The beginning of Phase 1 signals a period of economic expansion driven by increased production to build up inventories to match sales. This decision involves hiring new people, buying raw materials and borrowing more to improve and expand capacity.
This is the time when interest rates and commodities bottom out. They will begin to rise again as the business cycle moves into Phase 2 as the economy gains momentum.
Towards the end of Phase 2, raw materials and inflation increase as the business continues to increase production to replenish inventories. The ratio of inventory to sales is now falling rapidly as sales increase faster than inventory.
However, there is a point towards the end of phase 2 when consumers start to feel the impact of rising interest rates and inflation. The first signal is weakness in the housing sector. Demand for big tickets is starting to wane. Finally, the total sales are flapping.
The economy is now entering phase 3. Inventories are starting to rise faster than sales. At some point in phase 3, the business decides to reduce production to bring inventory under control. They will therefore reduce the purchase of raw materials, reduce employment and borrow less.

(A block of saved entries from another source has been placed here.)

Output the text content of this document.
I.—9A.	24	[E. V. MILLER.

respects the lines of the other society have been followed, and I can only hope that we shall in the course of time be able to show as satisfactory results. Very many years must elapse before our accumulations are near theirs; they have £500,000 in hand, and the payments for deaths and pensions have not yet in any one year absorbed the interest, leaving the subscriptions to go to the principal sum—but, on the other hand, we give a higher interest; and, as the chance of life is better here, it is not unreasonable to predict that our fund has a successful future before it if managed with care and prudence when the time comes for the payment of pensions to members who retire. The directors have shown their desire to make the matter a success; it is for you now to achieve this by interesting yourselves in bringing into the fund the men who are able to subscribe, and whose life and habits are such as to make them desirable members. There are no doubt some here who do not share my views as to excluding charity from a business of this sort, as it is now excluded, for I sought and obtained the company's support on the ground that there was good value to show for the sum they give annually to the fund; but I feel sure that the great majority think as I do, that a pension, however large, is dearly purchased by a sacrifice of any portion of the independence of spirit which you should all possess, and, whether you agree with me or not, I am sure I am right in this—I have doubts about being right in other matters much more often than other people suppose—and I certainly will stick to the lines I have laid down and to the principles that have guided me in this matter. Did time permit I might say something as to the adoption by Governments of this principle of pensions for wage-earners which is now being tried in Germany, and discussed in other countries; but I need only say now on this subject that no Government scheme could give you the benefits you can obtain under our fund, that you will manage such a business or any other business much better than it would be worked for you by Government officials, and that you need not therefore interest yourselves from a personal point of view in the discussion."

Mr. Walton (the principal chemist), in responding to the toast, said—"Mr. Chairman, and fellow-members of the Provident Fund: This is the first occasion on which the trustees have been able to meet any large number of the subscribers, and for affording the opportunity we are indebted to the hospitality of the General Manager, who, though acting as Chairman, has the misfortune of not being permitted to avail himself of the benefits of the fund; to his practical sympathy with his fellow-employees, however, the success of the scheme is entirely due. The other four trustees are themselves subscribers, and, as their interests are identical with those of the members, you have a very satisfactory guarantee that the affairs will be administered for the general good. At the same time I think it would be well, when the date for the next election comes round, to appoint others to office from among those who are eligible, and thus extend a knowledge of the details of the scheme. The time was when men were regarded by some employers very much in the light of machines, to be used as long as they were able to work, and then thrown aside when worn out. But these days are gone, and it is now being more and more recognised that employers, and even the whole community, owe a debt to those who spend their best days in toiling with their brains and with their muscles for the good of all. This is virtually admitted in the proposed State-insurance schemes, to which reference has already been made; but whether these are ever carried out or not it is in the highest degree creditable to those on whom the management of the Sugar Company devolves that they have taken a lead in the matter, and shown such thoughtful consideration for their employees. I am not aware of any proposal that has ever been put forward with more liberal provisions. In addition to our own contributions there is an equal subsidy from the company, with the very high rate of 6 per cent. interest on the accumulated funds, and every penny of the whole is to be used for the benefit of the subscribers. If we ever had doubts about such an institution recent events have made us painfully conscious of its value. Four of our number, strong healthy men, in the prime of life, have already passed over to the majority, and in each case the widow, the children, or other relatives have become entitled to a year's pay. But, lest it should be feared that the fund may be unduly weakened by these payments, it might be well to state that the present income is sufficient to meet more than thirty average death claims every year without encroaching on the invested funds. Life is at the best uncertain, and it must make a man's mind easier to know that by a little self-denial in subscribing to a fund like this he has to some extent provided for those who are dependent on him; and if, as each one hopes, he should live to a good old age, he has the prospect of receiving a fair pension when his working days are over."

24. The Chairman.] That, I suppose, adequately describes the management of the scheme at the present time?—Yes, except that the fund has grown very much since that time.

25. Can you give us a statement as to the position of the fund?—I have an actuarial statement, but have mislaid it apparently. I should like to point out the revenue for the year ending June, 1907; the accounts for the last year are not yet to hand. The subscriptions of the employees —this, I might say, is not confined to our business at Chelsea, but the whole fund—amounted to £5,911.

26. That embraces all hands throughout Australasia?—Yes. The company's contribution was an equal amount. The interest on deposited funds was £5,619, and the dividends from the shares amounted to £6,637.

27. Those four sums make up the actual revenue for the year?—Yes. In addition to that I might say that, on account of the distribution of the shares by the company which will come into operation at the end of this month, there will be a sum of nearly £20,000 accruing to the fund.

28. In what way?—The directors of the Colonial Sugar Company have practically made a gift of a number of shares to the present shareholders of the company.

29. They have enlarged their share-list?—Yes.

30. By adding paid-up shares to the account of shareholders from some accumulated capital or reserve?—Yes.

This process continues into phase 4 with commodities, inflation and interest rates peaking and then falling.
Let me summarize.
- In phase 1 raw materials and interest rates bottom out. Inflation has fallen enough to improve consumer optimism.
- In phase 2 raw materials, interest rates and inflation rise.
- In phase 3 raw materials, interest rates and inflation peak.
- In phase 4, interest rates and inflation fall.
Now let’s see what happens in real life.
The chart above shows the price of copper (top panel) and the business cycle indicator (bottom panel). The economic indicator is a proprietary gauge calculated in real time and published in each issue of The Peter Dag Portfolio Strategy and Management.
The chart shows copper gains as the economic indicator rises, reflecting improved business conditions led by inventory accumulation.
Copper falls when the business cycle declines, reflecting a weakened economy due to the inventory correction caused by a decline in sales.
The chart above shows the price of Bitcoin (BTC-USD) (top panel) and the business cycle indicator (bottom panel). The economic indicator is a proprietary gauge calculated in real time and published by The Peter Dag Portfolio Strategy and Management.
The graphs show that the price of Bitcoin behaves like the price of copper and the price of most other commodities. The price rises when increased liquidity and a stronger economy increase prices. The price of Bitcoin is falling as Fed tightening is accompanied by a slowdown in business activity – as of now.
Important takeaways
- The business cycle is slowing and is currently in phase 4. The tightening by the Fed and the inventory correction will force commodity and Bitcoin prices to continue to decline.
- The price of Bitcoin will bottom out as the business cycle moves into Phase 1 as businesses begin ramping up production to rebuild inventories. This is the time most other commodities also rise, reacting to the Fed’s easing that took place in Phase 4.